The actions continued primarily for the next year, with further atrocities being committed through 1923. During this period, it is estimated that 1.5 million to 2 million Armenians perished. Many accounts have been documented of massacres, rapes, and forced marches resulting in deaths from exhaustion and dehydration among the Armenian people in this period. A similar number of Greek and Semitic Christians suffered the same fate.

The Ottoman Empire fell and the Republic of Turkey was founded in 1923. Though the Turkish government officially enforces a separation of church and state that differs from the more theocratic Muslim nations, the government of Turkey has not acknowledged the Armenian Genocide. Spokespersons for the Turkish government officially deny that there was any genocide, claiming that most of the Armenian deaths resulted from armed conflict, disease and famine during the turmoil of World War I. It is commonly claimed by Turks that the Armenians attempted genocide against them.

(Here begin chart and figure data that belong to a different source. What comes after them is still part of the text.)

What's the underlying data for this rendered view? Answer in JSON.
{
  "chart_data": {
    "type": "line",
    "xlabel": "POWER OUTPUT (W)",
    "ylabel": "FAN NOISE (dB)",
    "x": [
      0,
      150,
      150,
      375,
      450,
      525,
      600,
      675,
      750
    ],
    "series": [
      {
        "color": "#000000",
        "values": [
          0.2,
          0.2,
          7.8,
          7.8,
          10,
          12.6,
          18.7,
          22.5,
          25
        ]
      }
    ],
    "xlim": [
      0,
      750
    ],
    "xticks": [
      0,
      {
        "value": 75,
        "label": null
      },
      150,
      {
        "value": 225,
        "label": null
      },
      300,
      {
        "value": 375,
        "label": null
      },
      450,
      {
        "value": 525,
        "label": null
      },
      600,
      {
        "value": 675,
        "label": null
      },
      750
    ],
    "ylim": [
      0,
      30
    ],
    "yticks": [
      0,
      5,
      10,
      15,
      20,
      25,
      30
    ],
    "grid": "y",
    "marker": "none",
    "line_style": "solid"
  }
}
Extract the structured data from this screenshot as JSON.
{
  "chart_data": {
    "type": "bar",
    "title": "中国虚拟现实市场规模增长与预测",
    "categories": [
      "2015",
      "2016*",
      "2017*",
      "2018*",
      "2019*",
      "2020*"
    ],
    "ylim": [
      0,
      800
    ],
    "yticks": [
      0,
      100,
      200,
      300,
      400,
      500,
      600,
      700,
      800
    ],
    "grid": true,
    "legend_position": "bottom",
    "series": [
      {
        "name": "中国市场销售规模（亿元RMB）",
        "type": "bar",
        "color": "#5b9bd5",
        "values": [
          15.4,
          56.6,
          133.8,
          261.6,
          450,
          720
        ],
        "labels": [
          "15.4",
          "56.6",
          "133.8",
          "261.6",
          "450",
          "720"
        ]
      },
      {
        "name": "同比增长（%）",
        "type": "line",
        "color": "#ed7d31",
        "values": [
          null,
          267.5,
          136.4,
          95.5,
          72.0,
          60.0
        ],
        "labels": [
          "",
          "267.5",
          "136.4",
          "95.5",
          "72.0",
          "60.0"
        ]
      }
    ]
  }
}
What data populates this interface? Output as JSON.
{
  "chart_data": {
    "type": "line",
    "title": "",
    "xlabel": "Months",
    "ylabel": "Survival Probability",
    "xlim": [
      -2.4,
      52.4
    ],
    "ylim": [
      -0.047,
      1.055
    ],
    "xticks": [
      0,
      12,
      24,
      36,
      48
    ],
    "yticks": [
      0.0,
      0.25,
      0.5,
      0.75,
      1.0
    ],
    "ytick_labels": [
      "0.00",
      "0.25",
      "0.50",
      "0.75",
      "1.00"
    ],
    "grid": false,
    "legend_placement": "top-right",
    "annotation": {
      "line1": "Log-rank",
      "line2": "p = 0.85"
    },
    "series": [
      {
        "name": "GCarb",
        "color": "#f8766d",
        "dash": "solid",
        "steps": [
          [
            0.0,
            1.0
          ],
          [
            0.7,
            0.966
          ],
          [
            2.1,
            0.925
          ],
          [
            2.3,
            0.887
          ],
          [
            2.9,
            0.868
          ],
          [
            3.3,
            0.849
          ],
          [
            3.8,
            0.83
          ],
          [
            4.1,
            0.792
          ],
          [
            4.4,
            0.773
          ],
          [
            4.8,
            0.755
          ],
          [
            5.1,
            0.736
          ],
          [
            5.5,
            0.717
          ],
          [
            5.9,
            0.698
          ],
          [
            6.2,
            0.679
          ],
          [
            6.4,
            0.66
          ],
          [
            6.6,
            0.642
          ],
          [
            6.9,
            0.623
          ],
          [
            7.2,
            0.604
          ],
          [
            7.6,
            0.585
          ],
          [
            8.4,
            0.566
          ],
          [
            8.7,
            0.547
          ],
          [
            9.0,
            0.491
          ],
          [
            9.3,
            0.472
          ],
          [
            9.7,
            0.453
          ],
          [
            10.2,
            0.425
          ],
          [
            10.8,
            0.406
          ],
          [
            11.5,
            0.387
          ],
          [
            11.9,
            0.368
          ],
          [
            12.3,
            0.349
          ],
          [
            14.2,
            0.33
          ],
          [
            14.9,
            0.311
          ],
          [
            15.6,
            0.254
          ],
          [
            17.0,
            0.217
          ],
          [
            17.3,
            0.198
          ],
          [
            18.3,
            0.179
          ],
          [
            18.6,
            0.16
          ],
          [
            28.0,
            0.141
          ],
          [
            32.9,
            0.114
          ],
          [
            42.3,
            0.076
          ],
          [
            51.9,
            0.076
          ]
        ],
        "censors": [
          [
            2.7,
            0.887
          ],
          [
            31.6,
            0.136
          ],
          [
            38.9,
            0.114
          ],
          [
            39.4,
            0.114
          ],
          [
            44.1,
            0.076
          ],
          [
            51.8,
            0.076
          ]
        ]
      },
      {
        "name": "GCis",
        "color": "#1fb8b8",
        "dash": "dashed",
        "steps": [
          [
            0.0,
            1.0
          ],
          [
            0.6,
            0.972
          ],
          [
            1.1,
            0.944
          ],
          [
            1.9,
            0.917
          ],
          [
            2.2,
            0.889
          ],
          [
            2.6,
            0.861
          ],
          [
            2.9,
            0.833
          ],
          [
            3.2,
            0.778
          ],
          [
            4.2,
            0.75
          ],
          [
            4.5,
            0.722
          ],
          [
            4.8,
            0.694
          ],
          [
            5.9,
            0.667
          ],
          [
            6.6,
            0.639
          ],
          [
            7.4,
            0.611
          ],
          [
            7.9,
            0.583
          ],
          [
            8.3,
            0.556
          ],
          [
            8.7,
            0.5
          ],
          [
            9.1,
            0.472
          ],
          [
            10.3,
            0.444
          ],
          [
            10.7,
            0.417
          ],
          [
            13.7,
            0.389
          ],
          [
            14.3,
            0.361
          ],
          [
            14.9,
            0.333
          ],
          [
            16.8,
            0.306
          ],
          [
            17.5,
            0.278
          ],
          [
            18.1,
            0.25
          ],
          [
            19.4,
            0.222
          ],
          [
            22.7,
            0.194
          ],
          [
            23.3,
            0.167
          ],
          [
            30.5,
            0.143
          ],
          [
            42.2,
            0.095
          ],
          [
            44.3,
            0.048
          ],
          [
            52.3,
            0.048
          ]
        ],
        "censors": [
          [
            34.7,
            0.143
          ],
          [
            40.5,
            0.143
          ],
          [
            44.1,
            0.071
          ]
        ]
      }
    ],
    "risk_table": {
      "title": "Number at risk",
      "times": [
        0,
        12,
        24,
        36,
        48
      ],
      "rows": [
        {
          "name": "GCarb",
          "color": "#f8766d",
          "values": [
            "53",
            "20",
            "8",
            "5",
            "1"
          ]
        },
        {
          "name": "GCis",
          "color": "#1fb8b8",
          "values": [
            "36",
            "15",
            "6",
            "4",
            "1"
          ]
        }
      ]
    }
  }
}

The Armenian Genocide has recently been highly politicized. It has been used by some to belittle the Jewish Holocaust or to defame the Turks. Some have (incorrectly) called it the first genocide of the 20th century. In 2000 the French Senate passes a resolution recognizing the Armenian Genocide of 1915-16. The Turkish government denies all responsibility for the deaths and tries to prevent similar resolutions by other countries.

Upon talking about the "Jewish Question", Adolf Hitler is said to have referred to the Armenian Genocide by saying "Who now remembers the Armenians?", as an example that nobody would remember actions taken against the Jews.

In a sense, one of the first Usenet spamming incidents can be linked to the Armenian Genocide. During the first few months of 1994, a person using the Internet name of Serdar Argic posted thousands upon thousands of messages to many different newsgroups; these messages contained long diatribes claiming that the genocide had never taken place. Similar campaigns on Usenet over this issue and others relating to attempted-genocide still continue today.

The Armenian genocide is the subject of a novel by Franz Werfel, Forty Days of Musa Dagh[?] and a 2002 film by Canadian director Atom Egoyan[?], Ararat.